Koinonia Gennaio 2019


IL BIVIO DELLA CHIESA

 

Nella crisi delle democrazie europee la chiesa cattolica costituisce un bersaglio politico di primaria importanza. Non il Papa: la chiesa. Essa infatti è l’unico soggetto globale che può prendere e dare voce nel riassetto epocale dei grandi imperi; ed è l’unica istanza che davanti al disegno di Russia e America di decostruzione dell’Europa ha qualcosa di decisivo: gli può fornire il carburante per un identitarismo reazionario nazionalista o può fermarlo ponendo come ostacolo il sensus fidei.

Per il ruolo che esercita nella chiesa universale la chiesa italiana è un luogo decisivo di questo confronto globale. Nonostante sia piccina, usata come robivecchi di amuleti religiosi, schiacciata da narcisismi incurabili, essa è l’unica realtà capace di ascoltare tutto il Paese, di parlare a tutto il paese. Parla, la chiesa italiana, a fedeli che votano in modo opposto, come è sempre stato; ma che costituiscono il tessuto unitario del Paese. Questa chiesa, la chiesa italiana, è oggi ad un bivio decisivo per lei, per il contesto europeo e per quello globale.

La chiesa può giocare il suo peso “politicamente”, sostenendo in modo diretto e indiretto tentativi di cui si vedono già i contorni. Si evocano parole d’ordine suggestive (come la sociologica della generatività) da monetizzare politicamente più avanti. Si affacciano partitini di nuovo conio (come

“democrazia solidale” di Mario Giro). Si fanno prove di federalismo associativo (si pensi al convegno sull’Europa di Azione Cattolica, Acli, Sant’Egidio, a cui mancavano però Gesuiti, Cl, Focolari e Opus Dei). E presto verrà il momento delle liste: dove tutti questi sforzi finiranno per fornire cattolici da mettere in vetrina, promettendo pochissimo, anche solo la nomina a sottosegretario alle opere buone. A conferma del pregiudizio che pensa che per i cristiani la politica sia il luogo dove alzare le proprie bandiere ecclesiali, scatenando competizioni interne che sono già costate il papato all’Italia.
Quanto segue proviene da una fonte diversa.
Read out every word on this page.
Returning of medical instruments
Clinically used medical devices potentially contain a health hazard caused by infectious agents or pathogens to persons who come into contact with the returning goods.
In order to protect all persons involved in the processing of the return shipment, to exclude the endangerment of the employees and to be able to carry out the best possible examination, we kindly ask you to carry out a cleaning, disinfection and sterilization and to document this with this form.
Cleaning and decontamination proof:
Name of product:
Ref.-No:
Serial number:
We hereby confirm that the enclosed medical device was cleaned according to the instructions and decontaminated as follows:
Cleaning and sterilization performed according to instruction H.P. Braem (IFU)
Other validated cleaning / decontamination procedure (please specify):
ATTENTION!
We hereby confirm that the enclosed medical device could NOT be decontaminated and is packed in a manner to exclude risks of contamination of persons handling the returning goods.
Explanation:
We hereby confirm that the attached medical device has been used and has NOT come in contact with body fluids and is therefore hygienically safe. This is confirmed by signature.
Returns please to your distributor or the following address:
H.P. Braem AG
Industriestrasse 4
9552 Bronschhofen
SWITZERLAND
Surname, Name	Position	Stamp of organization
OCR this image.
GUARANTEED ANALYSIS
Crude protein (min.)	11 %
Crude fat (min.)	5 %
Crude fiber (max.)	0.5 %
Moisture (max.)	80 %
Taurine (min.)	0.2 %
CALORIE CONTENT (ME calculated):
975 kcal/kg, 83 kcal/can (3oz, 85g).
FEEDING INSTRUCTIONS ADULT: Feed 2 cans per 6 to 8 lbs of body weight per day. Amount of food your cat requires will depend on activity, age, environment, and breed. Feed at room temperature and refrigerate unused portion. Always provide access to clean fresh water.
L’alternativa per la chiesa italiana è talmente impolitica da essere più politica dell’altra. Cioè far giocare la comunione effettiva della comunità cattolica in un Paese in cui è tutto lacerato. Sono lacerati i partiti (si pensi all’esilio interno di Maroni, Zaia o Calderoli nella Lega, alle interminabili tensioni a cui il Pd si condanna con uno Statuto nato vecchio, alla solitudine di chi in Forza Italia non invoca l’annessione salviniana, agli scricchiolii delle aree Cinquestelle). Ma soprattutto è lacerata una società ingozzata di odio low cost, esposta al rischio che quelle minacce all’ordine pubblico che sono da sempre l’agenda delle destre occulte della nostra storia si riaffaccino, improvvise, puntuali. In questo quadro quel che la chiesa può mettere in gioco di infungibile è la sua capacità sinodale di ascoltare e di parlare, di farsi interrogare dalla storia profonda in questo mutamento di epoca in cui essa ha una responsabilità globale dalla quale non è esonerata solo perché il Papa è argentino.

Al Papa, infatti, non si può chiedere di più. Francesco aveva dato direttive precise a Firenze nel 2015, in un discorso che è stato ignorato, sbriciolato in un “sussidio”, e poi sepolto. Per aiutare i vescovi ha dato loro la guida mite del cardinal Bassetti. Ha avvicendato monsignor Galantino con monsignor Stefano Russo, a cui il brontolio episcopale non potrà rimproverare più niente. Ma più di questo non può fare. Adesso tocca alle chiese, ai vescovi. Possono promuovere libri e libroidi spirituali, fare battute ai giornali, farsi usare nel gioco contro l’Europa senza chiedersi dov’è la linea che separa le istituzioni democratiche dalle politiche (per recuperare potrebbero chiedere una lezione a Sergio Mattarella). Oppure possono far emergere ora, con penitente sobrietà un profilo del Paese i cui contorni non stanno sui social, ma nella società.